II Cap. "Os 1ºs passos"

(ler Cap. I)
“No silêncio da terra.
Onde ser é estar.
A sombra se inclina. Habito!
Dentro da grande pedra de água e Sol.
Respiro sem saber, respiro a terra!”
ANTÓNIO RAMOS ROSA - “NO SILÊNCIO DA TERRA”


Dera-os a medo, como a medo daria todos os que se lhe seguiriam. Depois de muitos dias dentro de uma redoma de vidro, com cuidados médicos continuados, Lia veio finalmente para casa, onde a aguardavam primas e tias, vizinhas e comadres. Linda não tinha leite, secara com raiar dos primeiros dias seguintes ao parto. Ou não tinha o suficiente. Lia chorava a bons pulmões, um choro tão estridente que nada faria acreditar emergir daquele ser rosado como um bacorinho. A cabeça não tinha um único cabelo, a pele engelhada, negra nos primeiros dias, aos poucos revelara-se branca e rosada.

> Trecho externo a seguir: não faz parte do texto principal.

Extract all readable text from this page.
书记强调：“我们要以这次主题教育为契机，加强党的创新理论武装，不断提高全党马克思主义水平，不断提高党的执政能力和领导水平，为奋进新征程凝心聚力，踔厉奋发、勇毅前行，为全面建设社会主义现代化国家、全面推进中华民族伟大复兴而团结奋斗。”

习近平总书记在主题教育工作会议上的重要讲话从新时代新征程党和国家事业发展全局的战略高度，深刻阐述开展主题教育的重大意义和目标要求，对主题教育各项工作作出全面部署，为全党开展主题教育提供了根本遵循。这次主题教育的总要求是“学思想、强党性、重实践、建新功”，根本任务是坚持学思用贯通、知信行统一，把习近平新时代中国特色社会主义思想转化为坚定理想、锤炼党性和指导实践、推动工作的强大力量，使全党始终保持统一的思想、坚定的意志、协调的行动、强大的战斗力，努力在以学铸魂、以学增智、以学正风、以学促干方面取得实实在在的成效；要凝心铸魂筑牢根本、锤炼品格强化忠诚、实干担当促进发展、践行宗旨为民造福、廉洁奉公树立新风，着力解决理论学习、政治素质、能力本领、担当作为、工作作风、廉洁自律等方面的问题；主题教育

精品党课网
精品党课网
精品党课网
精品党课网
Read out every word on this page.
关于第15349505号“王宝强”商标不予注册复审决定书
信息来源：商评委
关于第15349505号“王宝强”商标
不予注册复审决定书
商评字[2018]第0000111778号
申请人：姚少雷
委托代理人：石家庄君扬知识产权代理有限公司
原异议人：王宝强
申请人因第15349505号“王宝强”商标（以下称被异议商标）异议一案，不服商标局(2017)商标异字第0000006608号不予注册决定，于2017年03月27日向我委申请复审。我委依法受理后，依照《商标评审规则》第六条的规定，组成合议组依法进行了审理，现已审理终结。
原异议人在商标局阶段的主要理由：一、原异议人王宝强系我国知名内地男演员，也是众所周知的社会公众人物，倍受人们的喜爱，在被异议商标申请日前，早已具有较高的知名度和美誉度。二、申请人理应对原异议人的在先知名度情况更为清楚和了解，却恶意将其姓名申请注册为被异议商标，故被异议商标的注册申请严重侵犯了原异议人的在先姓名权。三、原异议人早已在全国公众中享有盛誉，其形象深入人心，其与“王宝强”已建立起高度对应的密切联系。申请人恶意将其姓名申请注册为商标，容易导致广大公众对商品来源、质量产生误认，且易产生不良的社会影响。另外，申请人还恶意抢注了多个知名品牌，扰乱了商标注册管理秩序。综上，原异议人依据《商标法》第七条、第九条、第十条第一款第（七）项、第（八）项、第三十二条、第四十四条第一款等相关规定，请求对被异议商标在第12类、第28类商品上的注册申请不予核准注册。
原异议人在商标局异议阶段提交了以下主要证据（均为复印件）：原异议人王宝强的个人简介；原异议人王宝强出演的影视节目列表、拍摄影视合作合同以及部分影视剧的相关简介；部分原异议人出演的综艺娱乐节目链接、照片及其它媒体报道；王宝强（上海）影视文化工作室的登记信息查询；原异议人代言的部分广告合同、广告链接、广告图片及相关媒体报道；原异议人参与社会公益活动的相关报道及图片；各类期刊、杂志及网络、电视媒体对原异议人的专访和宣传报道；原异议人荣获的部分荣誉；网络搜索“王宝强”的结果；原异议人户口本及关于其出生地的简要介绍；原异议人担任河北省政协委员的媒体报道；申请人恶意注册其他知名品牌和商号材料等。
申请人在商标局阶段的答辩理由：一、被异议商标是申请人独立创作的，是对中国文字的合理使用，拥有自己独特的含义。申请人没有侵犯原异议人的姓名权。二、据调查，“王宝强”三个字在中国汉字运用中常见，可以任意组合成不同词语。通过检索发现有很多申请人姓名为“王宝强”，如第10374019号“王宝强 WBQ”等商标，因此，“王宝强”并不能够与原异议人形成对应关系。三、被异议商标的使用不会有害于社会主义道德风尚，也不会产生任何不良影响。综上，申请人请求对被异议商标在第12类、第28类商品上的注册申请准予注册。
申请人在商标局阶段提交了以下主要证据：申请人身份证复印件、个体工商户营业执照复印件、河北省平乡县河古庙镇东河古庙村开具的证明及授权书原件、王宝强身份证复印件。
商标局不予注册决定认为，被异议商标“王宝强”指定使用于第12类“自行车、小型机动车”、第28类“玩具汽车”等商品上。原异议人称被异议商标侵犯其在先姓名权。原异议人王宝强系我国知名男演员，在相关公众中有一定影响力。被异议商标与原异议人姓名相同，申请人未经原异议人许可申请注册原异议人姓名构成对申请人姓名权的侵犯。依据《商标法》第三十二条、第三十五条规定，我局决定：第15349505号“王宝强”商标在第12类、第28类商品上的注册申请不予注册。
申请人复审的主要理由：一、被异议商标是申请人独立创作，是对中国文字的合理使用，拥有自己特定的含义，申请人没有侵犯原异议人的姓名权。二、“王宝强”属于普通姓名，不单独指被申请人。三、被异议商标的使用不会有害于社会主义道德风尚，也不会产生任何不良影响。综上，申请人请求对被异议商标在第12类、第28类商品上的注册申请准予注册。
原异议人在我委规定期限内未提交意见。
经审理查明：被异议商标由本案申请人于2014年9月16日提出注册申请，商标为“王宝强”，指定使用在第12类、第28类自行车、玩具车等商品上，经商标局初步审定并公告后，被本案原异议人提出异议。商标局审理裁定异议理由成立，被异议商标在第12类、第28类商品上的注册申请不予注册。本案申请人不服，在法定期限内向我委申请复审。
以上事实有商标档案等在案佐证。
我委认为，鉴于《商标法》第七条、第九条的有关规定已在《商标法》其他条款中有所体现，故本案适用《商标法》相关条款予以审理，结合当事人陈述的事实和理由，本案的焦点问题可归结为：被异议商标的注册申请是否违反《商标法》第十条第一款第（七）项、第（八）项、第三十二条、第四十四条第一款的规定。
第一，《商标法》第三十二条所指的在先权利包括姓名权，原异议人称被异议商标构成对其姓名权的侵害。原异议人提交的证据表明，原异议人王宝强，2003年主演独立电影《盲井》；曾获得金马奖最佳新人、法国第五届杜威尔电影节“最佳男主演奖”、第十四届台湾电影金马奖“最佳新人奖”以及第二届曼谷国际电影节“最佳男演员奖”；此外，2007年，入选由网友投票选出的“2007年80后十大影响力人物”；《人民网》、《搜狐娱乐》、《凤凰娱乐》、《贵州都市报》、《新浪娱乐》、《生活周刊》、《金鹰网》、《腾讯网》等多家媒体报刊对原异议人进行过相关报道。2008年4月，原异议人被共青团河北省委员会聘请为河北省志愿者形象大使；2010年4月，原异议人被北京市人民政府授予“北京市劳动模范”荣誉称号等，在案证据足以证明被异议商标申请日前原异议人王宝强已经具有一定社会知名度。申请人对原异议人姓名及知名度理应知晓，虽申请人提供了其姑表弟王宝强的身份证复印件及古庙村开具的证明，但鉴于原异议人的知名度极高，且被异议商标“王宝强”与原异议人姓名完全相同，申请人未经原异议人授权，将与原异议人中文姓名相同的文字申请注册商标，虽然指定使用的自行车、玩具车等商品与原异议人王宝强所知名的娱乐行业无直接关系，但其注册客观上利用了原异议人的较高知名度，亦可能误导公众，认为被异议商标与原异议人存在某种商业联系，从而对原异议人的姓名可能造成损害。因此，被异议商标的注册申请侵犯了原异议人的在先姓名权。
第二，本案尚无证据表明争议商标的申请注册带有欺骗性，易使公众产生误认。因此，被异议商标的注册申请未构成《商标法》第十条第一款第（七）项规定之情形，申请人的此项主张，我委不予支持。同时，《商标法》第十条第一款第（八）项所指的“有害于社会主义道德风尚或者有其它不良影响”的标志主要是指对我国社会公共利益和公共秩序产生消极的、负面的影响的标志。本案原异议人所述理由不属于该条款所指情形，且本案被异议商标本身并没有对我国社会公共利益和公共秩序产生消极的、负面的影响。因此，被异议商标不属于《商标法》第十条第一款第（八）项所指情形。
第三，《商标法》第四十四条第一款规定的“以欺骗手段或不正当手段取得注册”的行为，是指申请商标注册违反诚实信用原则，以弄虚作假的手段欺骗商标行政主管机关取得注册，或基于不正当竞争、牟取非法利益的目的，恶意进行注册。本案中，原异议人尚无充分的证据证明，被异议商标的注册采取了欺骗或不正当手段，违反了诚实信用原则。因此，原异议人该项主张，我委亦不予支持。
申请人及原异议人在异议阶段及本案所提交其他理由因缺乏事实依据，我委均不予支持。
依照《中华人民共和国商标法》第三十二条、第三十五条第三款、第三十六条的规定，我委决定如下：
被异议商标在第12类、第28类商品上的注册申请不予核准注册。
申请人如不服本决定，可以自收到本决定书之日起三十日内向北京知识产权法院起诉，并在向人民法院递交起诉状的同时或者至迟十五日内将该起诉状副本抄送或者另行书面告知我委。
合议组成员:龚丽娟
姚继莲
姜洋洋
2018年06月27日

Quando finalmente abriu os olhos, Linda agradeceu a Deus o que estava a ver. Lia tinha os olhos de um azul-verde, de um verde-azul, tão profundo, tão intenso, como os tivera o avô materno. O tempo revelaria que estes se metamorfoseavam, tal qual um camaleão, em presença do mar, do azul do céu, do verde da floresta, ou ainda se tornavam cinzentos nos dias de Outono, cor de azeitona verde, no final da Primavera. A ira tornava-os mais belos, indecifráveis, a felicidade ou o riso, humedeciam-nos tal bruma, maresia. Linda percebeu que aquela criança era duma dádiva e uma ameaça. Sentiu desde os primeiros momentos que Lia ia muito para além do que seria uma criança normal. Revelara-se um bebé enigmático, misterioso, apocalíptico, que atraía desde o berço, e por toda a vida, ódios e rancores, invejas e antipatias. Que o digam o gato, que nos primeiros dias de vida lhe aterrou no berço, sulcando-lhe a cara com uma linha fina. Que o digam as melgas que lhe espicaçavam impiedosas o corpo pequeno, malgrado de, nas redondezas disporem de proeminências abundantes onde aterrar e, ao invés disso, optarem sistematicamente por construir na pele de Lia um brocado de pontos vermelhos.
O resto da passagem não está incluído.